Updated

Indiana seniors in their 80s and 90s who've heard comparisons of the nation's current financial woes to the Great Depression say today's crisis can't compare to the hardship that followed the 1929 stock market crash.

Joseph A. Furman, a 93-year-old from Cedar Lake, said he's fed up with people calling today's economic troubles a depression. He said the current troubles are a few cry from the mass layoffs, hunger and hard times that followed the stock market crash.

"I don't think it will ever get to that point. Life was just unbearable," Furman told The Times of Munster for a story published Sunday.

Like other Hoosiers from that era, he recalls people struggling to scrape together enough money to get food for their families to survive. Furman remembers people selling apples to earn a little money, and the days when he and his relatives shared and borrowed clothing.

Other Hoosiers who lived through the decade-long Great Depression recall collecting coal that fell from passing trains to heat their homes and stuffing cardboard in their shoes when the soles wore out because they couldn't afford a new pair.

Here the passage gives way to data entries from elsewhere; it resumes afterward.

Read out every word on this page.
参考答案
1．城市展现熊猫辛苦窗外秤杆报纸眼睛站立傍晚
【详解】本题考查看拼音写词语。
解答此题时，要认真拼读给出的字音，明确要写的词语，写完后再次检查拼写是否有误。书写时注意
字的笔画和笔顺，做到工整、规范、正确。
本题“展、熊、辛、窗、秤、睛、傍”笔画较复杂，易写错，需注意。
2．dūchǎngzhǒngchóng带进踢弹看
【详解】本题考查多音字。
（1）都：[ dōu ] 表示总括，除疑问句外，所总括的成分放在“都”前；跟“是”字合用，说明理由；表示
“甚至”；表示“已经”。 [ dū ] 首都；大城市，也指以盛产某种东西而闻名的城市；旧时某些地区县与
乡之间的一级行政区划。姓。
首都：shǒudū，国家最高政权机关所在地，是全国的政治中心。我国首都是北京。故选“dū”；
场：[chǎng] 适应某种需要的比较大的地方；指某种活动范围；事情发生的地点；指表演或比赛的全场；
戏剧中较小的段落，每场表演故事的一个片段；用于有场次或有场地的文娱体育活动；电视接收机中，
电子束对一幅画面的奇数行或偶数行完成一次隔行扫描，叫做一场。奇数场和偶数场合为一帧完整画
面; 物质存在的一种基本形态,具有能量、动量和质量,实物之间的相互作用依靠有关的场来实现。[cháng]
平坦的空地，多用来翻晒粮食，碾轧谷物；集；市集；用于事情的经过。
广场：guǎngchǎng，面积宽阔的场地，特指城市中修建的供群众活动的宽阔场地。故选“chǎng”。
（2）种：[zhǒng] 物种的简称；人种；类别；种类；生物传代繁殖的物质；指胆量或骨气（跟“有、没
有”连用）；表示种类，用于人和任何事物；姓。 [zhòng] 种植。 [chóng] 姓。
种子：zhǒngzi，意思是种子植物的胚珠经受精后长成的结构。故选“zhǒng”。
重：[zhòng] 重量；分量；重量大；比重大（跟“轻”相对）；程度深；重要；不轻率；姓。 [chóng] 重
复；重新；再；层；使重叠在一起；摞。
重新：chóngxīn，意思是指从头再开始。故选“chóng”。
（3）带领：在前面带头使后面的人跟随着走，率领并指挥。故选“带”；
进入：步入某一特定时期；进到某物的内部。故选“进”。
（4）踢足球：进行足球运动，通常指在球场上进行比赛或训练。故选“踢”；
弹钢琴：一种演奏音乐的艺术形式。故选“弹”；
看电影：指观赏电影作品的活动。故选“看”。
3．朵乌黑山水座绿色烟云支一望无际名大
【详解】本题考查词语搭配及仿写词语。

The hard times affected everything, and people had to search to find simple pleasures during that bleak period, said Richard Gonzalez, an 82-year-old who lives in East Chicago.

In the summer, he and his friends would wait for the ice man's truck to come down the street. As it passed, one of them would jump on the back of the truck with a pick and chip off a chunk of ice.

"That was our Popsicle," he said.

Candy and treats were a luxury few could afford and Gonzalez recalls gobbling down a teaspoon of sugar from the kitchen when his parents weren't looking.

He said neighbors would sometimes pool their limited food ingredients and split the final product, such as bread or cake.

Gonzalez said he tells his grandchildren about the hardships of his childhood but he also wants to make sure they don't want for anything.

"I spoil them, because I give them what I didn't have," he said.

Eighty-eight-year-old Dharathula "Dolly" H. Millender of Gary said that before the Depression hit her family lived comfortably because her father owned the only radio service shop in Terre Haute.

But then the Depression hit and the service shop was relocated to the family's house.

"I was young, but I knew something was wrong," Millender said. "We survived because my mother knew how to pinch pennies, and we had a garden and chickens."

For many rural families having land to plant a large garden and cropland and space to raise a few animals made all the difference. It provided a steady harvest of vegetables, eggs and meat.

Arthur Ailes, a 91-year-old who lives in rural Porter County, spent his childhood at a nearby farm, waking up at 4:30 a.m. to harness teams of horses for his father that would be used during the day's work.

Ailes, who also became a farmer, recalls his family living off the land, raising cattle and maintaining a dairy. While others waited in bread lines, he and his family gathered eggs, made their own butter and grew buckwheat that his mother made into buckwheat pancakes.

"They scratched out a living and did the best they could," Ailes said.